Predictions on the test data using the second model.¶
In [ ]:
#making predictions using cnn_model_2
y_pred = cnn_model_2.predict(X_test)
563/563 [==============================] - 1s 2ms/step
In [ ]:
#converting y_pred, y_test entries to single label using argmax
y_test = np.argmax(y_test, axis=-1)
y_pred = np.argmax(y_pred, axis=-1)
#confirming unique values in y_test, y_pred
unique_y_test = np.unique(y_test)
unique_y_pred = np.unique(y_pred)
#printing unique values in y_test, y_pred
print("Unique values in y_test:", unique_y_test)
print("Unique values in y_pred:", unique_y_pred)
Unique values in y_test: [0 1 2 3 4 5 6 7 8 9] Unique values in y_pred: [0 1 2 3 4 5 6 7 8 9]
Final observations on the performance of the model¶
In [ ]:
#printing classification report
print(classification_report(y_test, y_pred))

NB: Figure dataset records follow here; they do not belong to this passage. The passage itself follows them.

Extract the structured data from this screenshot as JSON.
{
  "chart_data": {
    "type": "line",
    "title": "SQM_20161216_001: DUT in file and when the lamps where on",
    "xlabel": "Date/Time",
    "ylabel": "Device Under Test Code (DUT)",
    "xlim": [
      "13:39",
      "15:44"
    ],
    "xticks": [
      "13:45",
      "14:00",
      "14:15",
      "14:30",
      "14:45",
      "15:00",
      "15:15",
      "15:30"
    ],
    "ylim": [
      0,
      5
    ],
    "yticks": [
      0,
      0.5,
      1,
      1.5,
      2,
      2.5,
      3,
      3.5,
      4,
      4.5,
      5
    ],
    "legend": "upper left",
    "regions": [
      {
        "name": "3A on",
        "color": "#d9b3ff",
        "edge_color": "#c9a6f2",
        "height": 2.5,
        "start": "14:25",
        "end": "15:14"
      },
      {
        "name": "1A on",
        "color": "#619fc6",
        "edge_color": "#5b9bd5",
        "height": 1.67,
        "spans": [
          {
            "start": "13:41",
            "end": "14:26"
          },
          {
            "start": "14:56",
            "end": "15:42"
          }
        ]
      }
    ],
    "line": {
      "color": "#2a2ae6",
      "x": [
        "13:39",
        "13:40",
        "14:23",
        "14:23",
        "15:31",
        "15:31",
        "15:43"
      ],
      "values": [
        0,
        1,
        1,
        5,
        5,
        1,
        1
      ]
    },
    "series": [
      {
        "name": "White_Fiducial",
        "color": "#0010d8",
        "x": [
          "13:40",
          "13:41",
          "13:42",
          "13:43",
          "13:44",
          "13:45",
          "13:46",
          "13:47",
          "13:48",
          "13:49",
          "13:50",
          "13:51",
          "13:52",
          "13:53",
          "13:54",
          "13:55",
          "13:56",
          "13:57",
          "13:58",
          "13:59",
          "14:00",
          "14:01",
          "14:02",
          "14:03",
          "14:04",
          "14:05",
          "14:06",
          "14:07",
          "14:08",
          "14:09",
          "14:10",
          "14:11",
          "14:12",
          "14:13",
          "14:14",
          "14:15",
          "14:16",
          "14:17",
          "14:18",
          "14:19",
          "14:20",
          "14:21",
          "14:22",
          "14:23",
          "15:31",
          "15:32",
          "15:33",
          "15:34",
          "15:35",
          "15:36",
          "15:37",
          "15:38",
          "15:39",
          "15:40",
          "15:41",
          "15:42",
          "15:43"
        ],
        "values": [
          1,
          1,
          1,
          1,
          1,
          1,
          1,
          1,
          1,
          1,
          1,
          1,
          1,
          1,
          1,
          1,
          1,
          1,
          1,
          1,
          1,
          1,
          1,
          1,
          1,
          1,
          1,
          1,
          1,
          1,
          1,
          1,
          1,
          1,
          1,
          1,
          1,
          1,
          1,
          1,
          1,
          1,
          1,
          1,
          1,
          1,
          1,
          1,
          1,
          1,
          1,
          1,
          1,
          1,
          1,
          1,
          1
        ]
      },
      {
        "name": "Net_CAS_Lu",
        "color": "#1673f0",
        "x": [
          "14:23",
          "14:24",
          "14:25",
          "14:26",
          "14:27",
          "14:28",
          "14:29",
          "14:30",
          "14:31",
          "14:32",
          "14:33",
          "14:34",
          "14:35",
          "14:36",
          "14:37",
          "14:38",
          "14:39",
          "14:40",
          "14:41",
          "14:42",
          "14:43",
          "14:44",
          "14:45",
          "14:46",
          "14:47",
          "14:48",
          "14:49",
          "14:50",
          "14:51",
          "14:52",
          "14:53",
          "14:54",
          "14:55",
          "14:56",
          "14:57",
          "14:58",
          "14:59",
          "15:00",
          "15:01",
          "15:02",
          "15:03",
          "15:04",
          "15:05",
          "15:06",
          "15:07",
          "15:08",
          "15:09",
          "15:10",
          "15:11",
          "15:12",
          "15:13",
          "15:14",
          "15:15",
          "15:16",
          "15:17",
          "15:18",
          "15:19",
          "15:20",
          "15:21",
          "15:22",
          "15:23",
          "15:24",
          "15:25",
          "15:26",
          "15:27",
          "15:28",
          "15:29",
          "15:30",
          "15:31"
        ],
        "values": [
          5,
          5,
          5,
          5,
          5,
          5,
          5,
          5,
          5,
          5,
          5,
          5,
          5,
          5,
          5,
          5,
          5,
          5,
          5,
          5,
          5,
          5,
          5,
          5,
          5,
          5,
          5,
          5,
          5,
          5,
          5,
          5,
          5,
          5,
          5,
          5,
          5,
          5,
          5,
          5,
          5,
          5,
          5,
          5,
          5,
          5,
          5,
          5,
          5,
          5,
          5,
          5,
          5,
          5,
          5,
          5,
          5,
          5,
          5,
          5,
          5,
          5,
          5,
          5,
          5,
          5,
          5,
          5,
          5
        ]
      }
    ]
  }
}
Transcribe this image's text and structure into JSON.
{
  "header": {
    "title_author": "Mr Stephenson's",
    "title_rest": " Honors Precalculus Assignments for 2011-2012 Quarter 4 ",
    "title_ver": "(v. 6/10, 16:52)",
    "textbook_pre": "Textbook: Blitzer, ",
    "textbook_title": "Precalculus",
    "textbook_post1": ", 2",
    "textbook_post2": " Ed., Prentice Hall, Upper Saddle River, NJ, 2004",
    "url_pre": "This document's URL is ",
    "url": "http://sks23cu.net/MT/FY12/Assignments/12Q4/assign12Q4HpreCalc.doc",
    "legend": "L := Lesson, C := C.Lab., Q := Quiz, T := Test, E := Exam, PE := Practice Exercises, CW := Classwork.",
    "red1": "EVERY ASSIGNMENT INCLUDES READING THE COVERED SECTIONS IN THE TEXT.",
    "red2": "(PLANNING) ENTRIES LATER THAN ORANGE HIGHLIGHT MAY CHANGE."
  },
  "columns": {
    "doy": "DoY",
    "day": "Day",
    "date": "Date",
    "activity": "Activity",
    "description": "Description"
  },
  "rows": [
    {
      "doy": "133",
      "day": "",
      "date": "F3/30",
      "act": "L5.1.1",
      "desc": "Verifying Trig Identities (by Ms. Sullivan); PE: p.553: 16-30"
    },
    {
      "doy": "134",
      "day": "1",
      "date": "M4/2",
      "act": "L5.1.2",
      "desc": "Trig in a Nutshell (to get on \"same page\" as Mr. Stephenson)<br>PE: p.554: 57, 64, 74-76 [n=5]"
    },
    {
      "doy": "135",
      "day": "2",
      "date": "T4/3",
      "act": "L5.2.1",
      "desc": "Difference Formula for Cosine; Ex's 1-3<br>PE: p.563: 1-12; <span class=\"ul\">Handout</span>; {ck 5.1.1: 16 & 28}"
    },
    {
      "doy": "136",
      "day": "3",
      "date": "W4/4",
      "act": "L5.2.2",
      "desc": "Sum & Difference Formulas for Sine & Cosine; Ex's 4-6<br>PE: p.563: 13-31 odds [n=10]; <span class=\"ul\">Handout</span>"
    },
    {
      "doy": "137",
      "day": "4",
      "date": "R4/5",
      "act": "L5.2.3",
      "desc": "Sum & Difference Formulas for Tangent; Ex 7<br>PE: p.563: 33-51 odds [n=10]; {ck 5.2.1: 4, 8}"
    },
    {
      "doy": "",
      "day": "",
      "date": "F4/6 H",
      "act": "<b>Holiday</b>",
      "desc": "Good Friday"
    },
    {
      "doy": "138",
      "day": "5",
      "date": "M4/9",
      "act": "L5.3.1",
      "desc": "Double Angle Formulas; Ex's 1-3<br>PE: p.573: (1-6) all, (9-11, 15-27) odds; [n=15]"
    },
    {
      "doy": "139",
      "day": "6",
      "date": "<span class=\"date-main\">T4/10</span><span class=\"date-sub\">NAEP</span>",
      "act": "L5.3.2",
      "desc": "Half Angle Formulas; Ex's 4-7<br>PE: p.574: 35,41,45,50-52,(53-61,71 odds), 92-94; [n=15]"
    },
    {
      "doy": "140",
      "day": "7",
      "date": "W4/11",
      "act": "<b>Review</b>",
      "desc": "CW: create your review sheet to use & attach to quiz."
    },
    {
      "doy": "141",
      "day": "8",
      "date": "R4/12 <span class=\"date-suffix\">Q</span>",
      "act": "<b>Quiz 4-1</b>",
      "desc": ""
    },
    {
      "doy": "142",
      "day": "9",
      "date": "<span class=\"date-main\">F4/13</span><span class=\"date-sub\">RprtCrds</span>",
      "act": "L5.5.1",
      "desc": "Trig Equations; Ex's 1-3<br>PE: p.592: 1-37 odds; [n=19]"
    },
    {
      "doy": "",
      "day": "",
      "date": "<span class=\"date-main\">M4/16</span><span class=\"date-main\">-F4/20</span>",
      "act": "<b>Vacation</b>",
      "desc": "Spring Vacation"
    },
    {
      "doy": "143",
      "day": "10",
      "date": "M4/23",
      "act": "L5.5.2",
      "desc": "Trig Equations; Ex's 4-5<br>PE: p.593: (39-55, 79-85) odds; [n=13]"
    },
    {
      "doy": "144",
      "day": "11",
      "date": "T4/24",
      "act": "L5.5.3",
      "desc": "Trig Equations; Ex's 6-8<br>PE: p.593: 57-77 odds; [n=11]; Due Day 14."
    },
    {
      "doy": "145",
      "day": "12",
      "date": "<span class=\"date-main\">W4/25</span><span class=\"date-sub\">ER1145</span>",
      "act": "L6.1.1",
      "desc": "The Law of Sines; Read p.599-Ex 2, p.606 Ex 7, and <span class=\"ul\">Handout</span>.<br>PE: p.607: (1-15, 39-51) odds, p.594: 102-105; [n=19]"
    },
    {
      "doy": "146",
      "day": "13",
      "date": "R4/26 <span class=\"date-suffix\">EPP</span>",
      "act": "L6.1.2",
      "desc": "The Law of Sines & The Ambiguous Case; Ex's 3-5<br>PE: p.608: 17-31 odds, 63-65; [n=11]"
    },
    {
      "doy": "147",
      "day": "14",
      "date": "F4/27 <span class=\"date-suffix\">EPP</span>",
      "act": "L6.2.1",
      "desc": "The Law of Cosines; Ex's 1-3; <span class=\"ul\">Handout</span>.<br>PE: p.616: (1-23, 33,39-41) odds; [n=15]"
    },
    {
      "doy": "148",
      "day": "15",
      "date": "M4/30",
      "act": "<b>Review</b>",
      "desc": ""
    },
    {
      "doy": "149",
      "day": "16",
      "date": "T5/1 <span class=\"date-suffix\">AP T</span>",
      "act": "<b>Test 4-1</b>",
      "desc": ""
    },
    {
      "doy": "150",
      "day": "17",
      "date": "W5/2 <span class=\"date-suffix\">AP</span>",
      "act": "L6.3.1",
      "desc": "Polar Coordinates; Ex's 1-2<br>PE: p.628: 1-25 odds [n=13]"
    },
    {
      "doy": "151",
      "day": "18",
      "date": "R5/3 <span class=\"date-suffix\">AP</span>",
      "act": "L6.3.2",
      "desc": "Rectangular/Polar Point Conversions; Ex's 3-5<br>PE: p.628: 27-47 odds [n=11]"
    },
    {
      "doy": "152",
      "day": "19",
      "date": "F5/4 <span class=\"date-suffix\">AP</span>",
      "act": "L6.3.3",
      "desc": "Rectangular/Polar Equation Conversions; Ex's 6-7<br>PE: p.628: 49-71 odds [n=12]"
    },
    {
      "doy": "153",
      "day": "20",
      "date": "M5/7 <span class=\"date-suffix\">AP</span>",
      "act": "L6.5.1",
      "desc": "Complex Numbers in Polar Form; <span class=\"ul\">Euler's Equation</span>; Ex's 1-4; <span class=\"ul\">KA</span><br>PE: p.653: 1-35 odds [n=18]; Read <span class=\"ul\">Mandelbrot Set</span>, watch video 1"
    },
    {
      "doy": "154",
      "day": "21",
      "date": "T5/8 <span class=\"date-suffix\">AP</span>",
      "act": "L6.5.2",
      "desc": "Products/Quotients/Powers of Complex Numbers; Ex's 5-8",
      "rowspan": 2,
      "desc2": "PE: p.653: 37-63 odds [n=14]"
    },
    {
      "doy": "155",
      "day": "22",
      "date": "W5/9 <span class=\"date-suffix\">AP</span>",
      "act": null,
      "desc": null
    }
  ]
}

#plotting heatmap using confusion matrix
con_matrix = confusion_matrix(y_test, y_pred)
plt.figure(figsize=(8,5))
sns.heatmap(con_matrix, annot=True, fmt='.0f')
plt.ylabel('Actual Value')
plt.xlabel('Predicted Value')
plt.show()
precision recall f1-score support
0 0.91 0.95 0.93 1814
1 0.92 0.90 0.91 1828
2 0.92 0.92 0.92 1803
3 0.91 0.86 0.89 1719
4 0.92 0.93 0.93 1812
5 0.93 0.90 0.91 1768
6 0.90 0.91 0.90 1832
7 0.95 0.91 0.93 1808
8 0.89 0.91 0.90 1812
9 0.88 0.92 0.90 1804
accuracy 0.91 18000
macro avg 0.91 0.91 0.91 18000
weighted avg 0.91 0.91 0.91 18000
Final Observations:
- The overall accuracy of the model is 0.91, which is markedly improved over the final accuracy of the earlier NN model (0.79). This indicates that this CNN model is considerably better at predicting values in the dataset than the final NN model.
- Precision scores range from 0.88 to 0.95, indicating high precision across all classes; similarly the F1 score ranges from 0.89 to 0.93, demonstrating overall strong performance across all classes.
- The number 7 has the highest precision, recall, and F1 score among all classes, indicating that the model performs exceptionally well in identifying images of the number 7. The number 3 has the lowest recall among all classes, although it still maintains a relatively high F1 score, suggesting that it may have difficulty capturing all instances of class 3 but maintains good precision for those it does capture.
- The numbers 1-6, 8, and 9 also exhibit high precision, recall, and F1 scores, indicating robust performance across multiple classes.
- In terms of the confusion matrix, the model does not mistake similar numbers to the same degree as the earlier NN model, with the majority of predictions falling within the correct numerical class.
- As noted earlier, given the similarly high validation accuracy indicating good model fit, this is the superior CNN model of the two models trained, despite the slightly lower final accuracy.